5歳から11歳の子どもを対象にした新型コロナウイルスのワクチン接種について、有効性と副反応のデータを国の研究班が初めて公表した。これによると、感染後の子どもと比べて抗体の値は高くなり、発熱などの副反応が出る割合は大人より低いことが明らかになった。研究班は接種の意義はあると主張している。
抗体の数、感染後の子どものおよそ15倍を検出
国内での新型コロナの小児用(5〜11歳向け)ワクチンは米ファイザー社製で、3週間間隔で2回接種するが、量は12歳以上の3分の1。
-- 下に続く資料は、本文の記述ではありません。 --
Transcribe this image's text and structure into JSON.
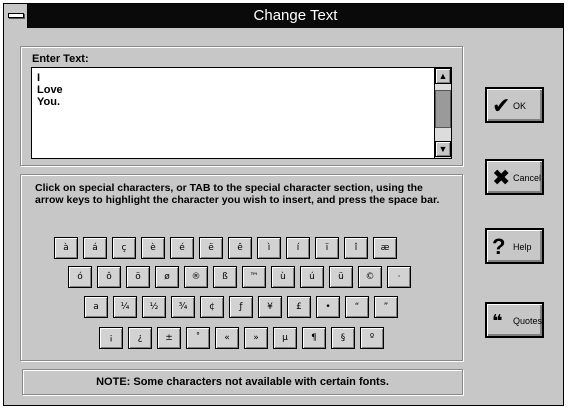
{
  "window": {
    "title": "Change Text"
  },
  "enter_text": {
    "label": "Enter Text:",
    "lines": [
      "I",
      "Love",
      "You."
    ]
  },
  "scroll": {
    "up_icon": "arrow-up-icon",
    "down_icon": "arrow-down-icon"
  },
  "instructions": "Click on special characters, or TAB to the special character section, using the arrow keys to highlight the character you wish to insert, and press the space bar.",
  "keyboard": {
    "rows": [
      [
        "à",
        "á",
        "ç",
        "è",
        "é",
        "ë",
        "ê",
        "ì",
        "í",
        "ï",
        "î",
        "æ"
      ],
      [
        "ó",
        "ô",
        "ö",
        "ø",
        "®",
        "ß",
        "™",
        "ù",
        "ú",
        "ü",
        "©",
        "·"
      ],
      [
        "a",
        "¼",
        "½",
        "¾",
        "¢",
        "ƒ",
        "¥",
        "£",
        "•",
        "“",
        "”"
      ],
      [
        "¡",
        "¿",
        "±",
        "˚",
        "«",
        "»",
        "µ",
        "¶",
        "§",
        "º"
      ]
    ]
  },
  "note": "NOTE: Some characters not available with certain fonts.",
  "buttons": {
    "ok": {
      "label": "OK",
      "icon": "checkmark-icon"
    },
    "cancel": {
      "label": "Cancel",
      "icon": "x-icon"
    },
    "help": {
      "label": "Help",
      "icon": "question-mark-icon"
    },
    "quotes": {
      "label": "Quotes",
      "icon": "quote-marks-icon"
    }
  }
}
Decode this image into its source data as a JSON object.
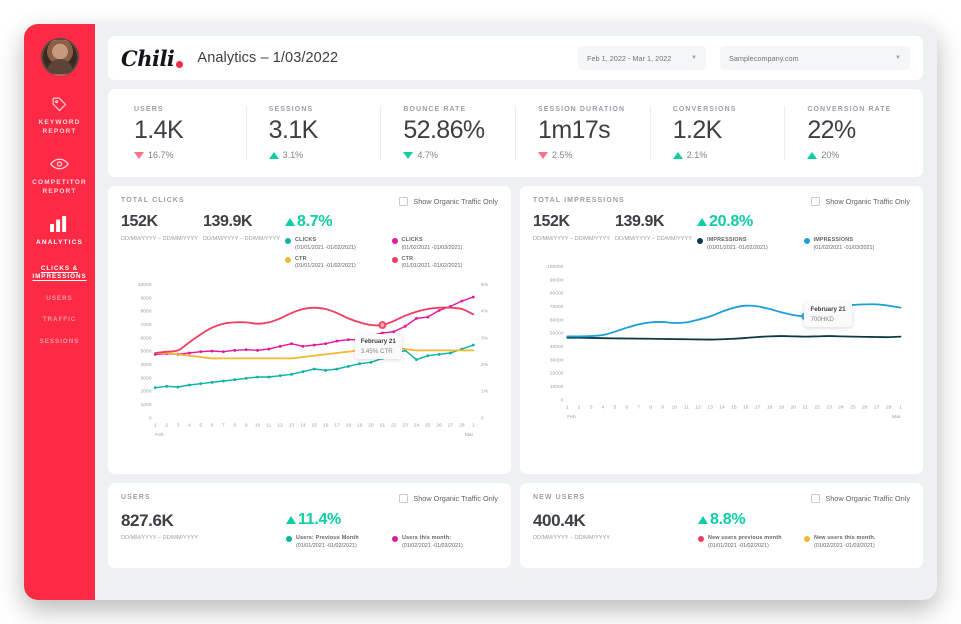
{
  "sidebar": {
    "avatar_name": "user-avatar",
    "nav": [
      {
        "icon": "tag-icon",
        "label": "KEYWORD\nREPORT",
        "active": false
      },
      {
        "icon": "eye-icon",
        "label": "COMPETITOR\nREPORT",
        "active": false
      },
      {
        "icon": "bar-chart-icon",
        "label": "ANALYTICS",
        "active": true
      }
    ],
    "sub_items": [
      {
        "label": "CLICKS &\nIMPRESSIONS",
        "current": true
      },
      {
        "label": "USERS",
        "current": false
      },
      {
        "label": "TRAFFIC",
        "current": false
      },
      {
        "label": "SESSIONS",
        "current": false
      }
    ]
  },
  "header": {
    "logo": "Chili",
    "title": "Analytics – 1/03/2022",
    "date_range": "Feb 1, 2022 - Mar 1, 2022",
    "site": "Samplecompany.com",
    "caret": "▼"
  },
  "kpis": [
    {
      "label": "USERS",
      "value": "1.4K",
      "delta": "16.7%",
      "dir": "down",
      "good": false
    },
    {
      "label": "SESSIONS",
      "value": "3.1K",
      "delta": "3.1%",
      "dir": "up",
      "good": true
    },
    {
      "label": "BOUNCE RATE",
      "value": "52.86%",
      "delta": "4.7%",
      "dir": "down",
      "good": true
    },
    {
      "label": "SESSION DURATION",
      "value": "1m17s",
      "delta": "2.5%",
      "dir": "down",
      "good": false
    },
    {
      "label": "CONVERSIONS",
      "value": "1.2K",
      "delta": "2.1%",
      "dir": "up",
      "good": true
    },
    {
      "label": "CONVERSION RATE",
      "value": "22%",
      "delta": "20%",
      "dir": "up",
      "good": true
    }
  ],
  "checkbox_label": "Show Organic Traffic Only",
  "cards": {
    "clicks": {
      "title": "TOTAL CLICKS",
      "stat1": "152K",
      "range1": "DD/MM/YYYY –\nDD/MM/YYYY",
      "stat2": "139.9K",
      "range2": "DD/MM/YYYY –\nDD/MM/YYYY",
      "pct": "8.7%",
      "legend": [
        {
          "name": "CLICKS",
          "range": "(01/01/2021 -01/02/2021)",
          "color": "#0ab3a3"
        },
        {
          "name": "CLICKS",
          "range": "(01/02/2021 -01/03/2021)",
          "color": "#e5189c"
        },
        {
          "name": "CTR",
          "range": "(01/01/2021 -01/02/2021)",
          "color": "#f5b731"
        },
        {
          "name": "CTR",
          "range": "(01/01/2021 -01/02/2021)",
          "color": "#ef3d5e"
        }
      ],
      "tooltip": {
        "date": "February 21",
        "value": "3.45% CTR"
      }
    },
    "impressions": {
      "title": "TOTAL IMPRESSIONS",
      "stat1": "152K",
      "range1": "DD/MM/YYYY –\nDD/MM/YYYY",
      "stat2": "139.9K",
      "range2": "DD/MM/YYYY –\nDD/MM/YYYY",
      "pct": "20.8%",
      "legend": [
        {
          "name": "IMPRESSIONS",
          "range": "(01/01/2021 -01/02/2021)",
          "color": "#0e3a47"
        },
        {
          "name": "IMPRESSIONS",
          "range": "(01/02/2021 -01/03/2021)",
          "color": "#1b9fd8"
        }
      ],
      "tooltip": {
        "date": "February 21",
        "value": "700HKD"
      }
    },
    "users": {
      "title": "USERS",
      "stat": "827.6K",
      "range": "DD/MM/YYYY – DD/MM/YYYY",
      "pct": "11.4%",
      "legend": [
        {
          "name": "Users: Previous Month",
          "range": "(01/01/2021 -01/02/2021)",
          "color": "#0ab3a3"
        },
        {
          "name": "Users this month:",
          "range": "(01/02/2021 -01/03/2021)",
          "color": "#e5189c"
        }
      ]
    },
    "new_users": {
      "title": "NEW USERS",
      "stat": "400.4K",
      "range": "DD/MM/YYYY – DD/MM/YYYY",
      "pct": "8.8%",
      "legend": [
        {
          "name": "New users previous month",
          "range": "(01/01/2021 -01/02/2021)",
          "color": "#ef3d5e"
        },
        {
          "name": "New users this month.",
          "range": "(01/02/2021 -01/03/2021)",
          "color": "#f5b731"
        }
      ]
    }
  },
  "chart_data": [
    {
      "type": "line",
      "id": "total-clicks",
      "title": "TOTAL CLICKS",
      "xlabel": "",
      "ylabel": "",
      "x": [
        1,
        2,
        3,
        4,
        5,
        6,
        7,
        8,
        9,
        10,
        11,
        12,
        13,
        14,
        15,
        16,
        17,
        18,
        19,
        20,
        21,
        22,
        23,
        24,
        25,
        26,
        27,
        28,
        29
      ],
      "xticks": [
        "1",
        "2",
        "3",
        "4",
        "5",
        "6",
        "7",
        "8",
        "9",
        "10",
        "11",
        "12",
        "13",
        "14",
        "15",
        "16",
        "17",
        "18",
        "19",
        "20",
        "21",
        "22",
        "23",
        "24",
        "25",
        "26",
        "27",
        "28",
        "1"
      ],
      "xaxis_start_label": "Feb",
      "xaxis_end_label": "Mar",
      "ylim": [
        0,
        10000
      ],
      "yticks": [
        0,
        1000,
        2000,
        3000,
        4000,
        5000,
        6000,
        7000,
        8000,
        9000,
        10000
      ],
      "y2lim": [
        0,
        5
      ],
      "y2ticks": [
        "0",
        "1%",
        "2%",
        "3%",
        "4%",
        "5%"
      ],
      "grid": false,
      "legend_position": "top",
      "series": [
        {
          "name": "CLICKS (01/01/2021 -01/02/2021)",
          "axis": "left",
          "color": "#0ab3a3",
          "markers": true,
          "values": [
            2200,
            2300,
            2250,
            2400,
            2500,
            2600,
            2700,
            2800,
            2900,
            3000,
            3000,
            3100,
            3200,
            3400,
            3600,
            3500,
            3600,
            3800,
            4000,
            4100,
            4400,
            4700,
            5000,
            4300,
            4600,
            4700,
            4800,
            5100,
            5400
          ]
        },
        {
          "name": "CLICKS (01/02/2021 -01/03/2021)",
          "axis": "left",
          "color": "#e5189c",
          "markers": true,
          "values": [
            4700,
            4750,
            4700,
            4800,
            4900,
            4950,
            4900,
            5000,
            5050,
            5000,
            5100,
            5300,
            5500,
            5300,
            5400,
            5500,
            5700,
            5800,
            5800,
            6100,
            6300,
            6400,
            6800,
            7400,
            7500,
            8000,
            8300,
            8700,
            9000
          ]
        },
        {
          "name": "CTR (01/01/2021 -01/02/2021)",
          "axis": "right",
          "color": "#f5b731",
          "markers": false,
          "values": [
            2.4,
            2.4,
            2.35,
            2.3,
            2.25,
            2.2,
            2.2,
            2.2,
            2.2,
            2.2,
            2.2,
            2.2,
            2.2,
            2.25,
            2.3,
            2.35,
            2.4,
            2.45,
            2.5,
            2.55,
            2.6,
            2.6,
            2.55,
            2.5,
            2.5,
            2.5,
            2.5,
            2.5,
            2.5
          ]
        },
        {
          "name": "CTR (01/01/2021 -01/02/2021)",
          "axis": "right",
          "color": "#ef3d5e",
          "markers": false,
          "values": [
            2.4,
            2.45,
            2.5,
            2.8,
            3.1,
            3.35,
            3.5,
            3.55,
            3.55,
            3.5,
            3.55,
            3.7,
            3.9,
            4.05,
            4.1,
            4.05,
            3.9,
            3.7,
            3.55,
            3.45,
            3.45,
            3.6,
            3.8,
            3.95,
            4.05,
            4.1,
            4.1,
            4.05,
            3.85
          ]
        }
      ],
      "annotation": {
        "x": 21,
        "date": "February 21",
        "value": "3.45% CTR",
        "series": "CTR"
      }
    },
    {
      "type": "line",
      "id": "total-impressions",
      "title": "TOTAL IMPRESSIONS",
      "x": [
        1,
        2,
        3,
        4,
        5,
        6,
        7,
        8,
        9,
        10,
        11,
        12,
        13,
        14,
        15,
        16,
        17,
        18,
        19,
        20,
        21,
        22,
        23,
        24,
        25,
        26,
        27,
        28,
        29
      ],
      "xticks": [
        "1",
        "2",
        "3",
        "4",
        "5",
        "6",
        "7",
        "8",
        "9",
        "10",
        "11",
        "12",
        "13",
        "14",
        "15",
        "16",
        "17",
        "18",
        "19",
        "20",
        "21",
        "22",
        "23",
        "24",
        "25",
        "26",
        "27",
        "28",
        "1"
      ],
      "xaxis_start_label": "Feb",
      "xaxis_end_label": "Mar",
      "ylim": [
        0,
        100000
      ],
      "yticks": [
        0,
        10000,
        20000,
        30000,
        40000,
        50000,
        60000,
        70000,
        80000,
        90000,
        100000
      ],
      "grid": false,
      "legend_position": "top",
      "series": [
        {
          "name": "IMPRESSIONS (01/01/2021 -01/02/2021)",
          "color": "#0e3a47",
          "markers": false,
          "values": [
            46000,
            46000,
            45800,
            45600,
            45500,
            45400,
            45300,
            45200,
            45000,
            44900,
            44800,
            44700,
            44600,
            44800,
            45200,
            45800,
            46500,
            47000,
            47200,
            47000,
            46800,
            47000,
            47200,
            47000,
            46800,
            46600,
            46500,
            46400,
            46800
          ]
        },
        {
          "name": "IMPRESSIONS (01/02/2021 -01/03/2021)",
          "color": "#1b9fd8",
          "markers": false,
          "values": [
            47000,
            47000,
            47200,
            48000,
            50500,
            53500,
            56000,
            57500,
            57800,
            57000,
            57500,
            59500,
            62000,
            65500,
            68500,
            70000,
            69500,
            67500,
            65000,
            63000,
            62000,
            63500,
            66500,
            69000,
            70500,
            71000,
            71000,
            70000,
            68500
          ]
        }
      ],
      "annotation": {
        "x": 21,
        "date": "February 21",
        "value": "700HKD"
      }
    }
  ]
}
今年1月に特例承認され、2月に無料で接種を受けられる対象となった。
接種体制は3月から本格化し、6月9日に公表された2回目の接種率は14.9%となっていた。
厚生労働省の研究班は、5月24日までにワクチンを接種した子ども106人を対象に従来株に対する抗体値や副反応を分析し、6月10日、ワクチンの安全性を評価する同省の専門家部会で詳細を説明した。
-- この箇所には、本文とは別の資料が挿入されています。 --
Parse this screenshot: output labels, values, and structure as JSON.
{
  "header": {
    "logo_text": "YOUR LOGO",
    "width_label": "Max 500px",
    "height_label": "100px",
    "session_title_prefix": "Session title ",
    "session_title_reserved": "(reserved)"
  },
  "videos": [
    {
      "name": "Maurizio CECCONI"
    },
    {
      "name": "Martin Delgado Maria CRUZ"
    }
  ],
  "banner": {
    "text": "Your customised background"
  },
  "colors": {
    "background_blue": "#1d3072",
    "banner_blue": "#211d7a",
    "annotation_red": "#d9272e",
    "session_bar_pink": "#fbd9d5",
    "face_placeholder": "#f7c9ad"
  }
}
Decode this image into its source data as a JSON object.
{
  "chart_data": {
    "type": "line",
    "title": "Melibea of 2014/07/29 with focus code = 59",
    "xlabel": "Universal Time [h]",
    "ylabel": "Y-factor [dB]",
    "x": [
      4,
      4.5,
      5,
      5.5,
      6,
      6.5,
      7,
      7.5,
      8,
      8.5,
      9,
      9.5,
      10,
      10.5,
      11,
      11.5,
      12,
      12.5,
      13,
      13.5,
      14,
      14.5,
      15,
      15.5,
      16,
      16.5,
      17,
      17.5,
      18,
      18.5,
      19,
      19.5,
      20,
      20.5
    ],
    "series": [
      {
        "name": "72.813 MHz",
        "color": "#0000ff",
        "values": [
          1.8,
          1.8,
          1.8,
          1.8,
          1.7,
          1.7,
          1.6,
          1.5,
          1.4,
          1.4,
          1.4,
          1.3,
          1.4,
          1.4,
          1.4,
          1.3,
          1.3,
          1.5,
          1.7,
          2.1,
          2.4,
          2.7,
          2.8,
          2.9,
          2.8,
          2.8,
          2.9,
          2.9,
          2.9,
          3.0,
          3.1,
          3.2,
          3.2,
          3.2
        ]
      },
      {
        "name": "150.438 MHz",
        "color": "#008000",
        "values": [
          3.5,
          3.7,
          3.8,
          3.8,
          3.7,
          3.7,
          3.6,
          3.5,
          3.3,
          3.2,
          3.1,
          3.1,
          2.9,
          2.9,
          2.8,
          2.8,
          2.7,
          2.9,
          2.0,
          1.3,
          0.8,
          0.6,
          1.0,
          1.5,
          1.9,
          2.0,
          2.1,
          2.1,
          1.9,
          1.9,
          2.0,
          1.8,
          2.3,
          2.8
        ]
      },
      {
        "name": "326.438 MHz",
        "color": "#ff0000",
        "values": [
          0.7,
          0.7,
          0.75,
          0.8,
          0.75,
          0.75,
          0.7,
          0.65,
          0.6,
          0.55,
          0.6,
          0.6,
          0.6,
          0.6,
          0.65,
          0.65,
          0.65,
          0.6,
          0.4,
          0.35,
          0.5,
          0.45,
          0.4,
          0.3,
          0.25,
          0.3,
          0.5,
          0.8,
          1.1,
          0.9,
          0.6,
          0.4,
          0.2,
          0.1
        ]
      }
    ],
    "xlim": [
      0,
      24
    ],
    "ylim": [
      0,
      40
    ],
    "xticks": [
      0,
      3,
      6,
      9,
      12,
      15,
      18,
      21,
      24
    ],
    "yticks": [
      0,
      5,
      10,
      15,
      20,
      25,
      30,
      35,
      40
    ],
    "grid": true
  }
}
これによると、106人のうち38人について2回目接種から1か月後の抗体の値を調べたところ、その数値は平均1773。感染後の子どもの値の最大120と比べると、およそ15倍まで高くなっていたことが分かった。
子どもは大人よりも副反応の出現率が低い
また副反応については、2回目接種後の子ども62人と20歳以上の大人を比べたところ、子どものほうが副反応が出る割合が低かったと同研究班は説明した。
具体的な内訳は以下の通り。
- 【38度以上の発熱】大人:21.3%|子ども:4.8%
- 【全身のけん怠感】大人:68.8%|子ども:22.6%
- 【頭痛】大人:53.1%|子ども:4.5%
研究班の代表を務めている順天堂大学医学部の伊藤澄信特任教授は、「子どものワクチンは有効成分の投与量が、大人と比べて少ないため、副反応の割合が低く出るとみられている。接種の意義はある。このデータを参考にして接種を検討してほしい」と専門家部会にて述べた。
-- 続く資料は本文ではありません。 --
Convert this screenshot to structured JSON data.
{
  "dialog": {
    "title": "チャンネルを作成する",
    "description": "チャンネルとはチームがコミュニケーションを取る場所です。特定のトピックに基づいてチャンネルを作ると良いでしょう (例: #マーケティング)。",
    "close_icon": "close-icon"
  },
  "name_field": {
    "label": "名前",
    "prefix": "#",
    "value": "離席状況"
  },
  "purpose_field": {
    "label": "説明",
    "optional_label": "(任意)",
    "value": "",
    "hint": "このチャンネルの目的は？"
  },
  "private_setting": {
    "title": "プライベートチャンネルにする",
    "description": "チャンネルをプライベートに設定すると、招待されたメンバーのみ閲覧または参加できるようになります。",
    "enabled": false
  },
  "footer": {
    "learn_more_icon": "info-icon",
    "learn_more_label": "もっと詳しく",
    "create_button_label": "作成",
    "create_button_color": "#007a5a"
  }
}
現在、5〜11歳のコロナワクチン接種は、予防接種法上の「努力義務」の対象には入っていない。「努力義務」とは、特定の予防接種について、接種の対象者や保護者に「受けるよう努めなければならない」「受けさせるため必要な措置を講ずるよう努めなければならない」と定める法上の規定で、接種を強制するものではなく、努力を求めるものだ。
努力義務の対象外ではあるものの、今回国の研究班から小児用ワクチン接種の意義について発表があったことから、接種率の今後の向上が期待される。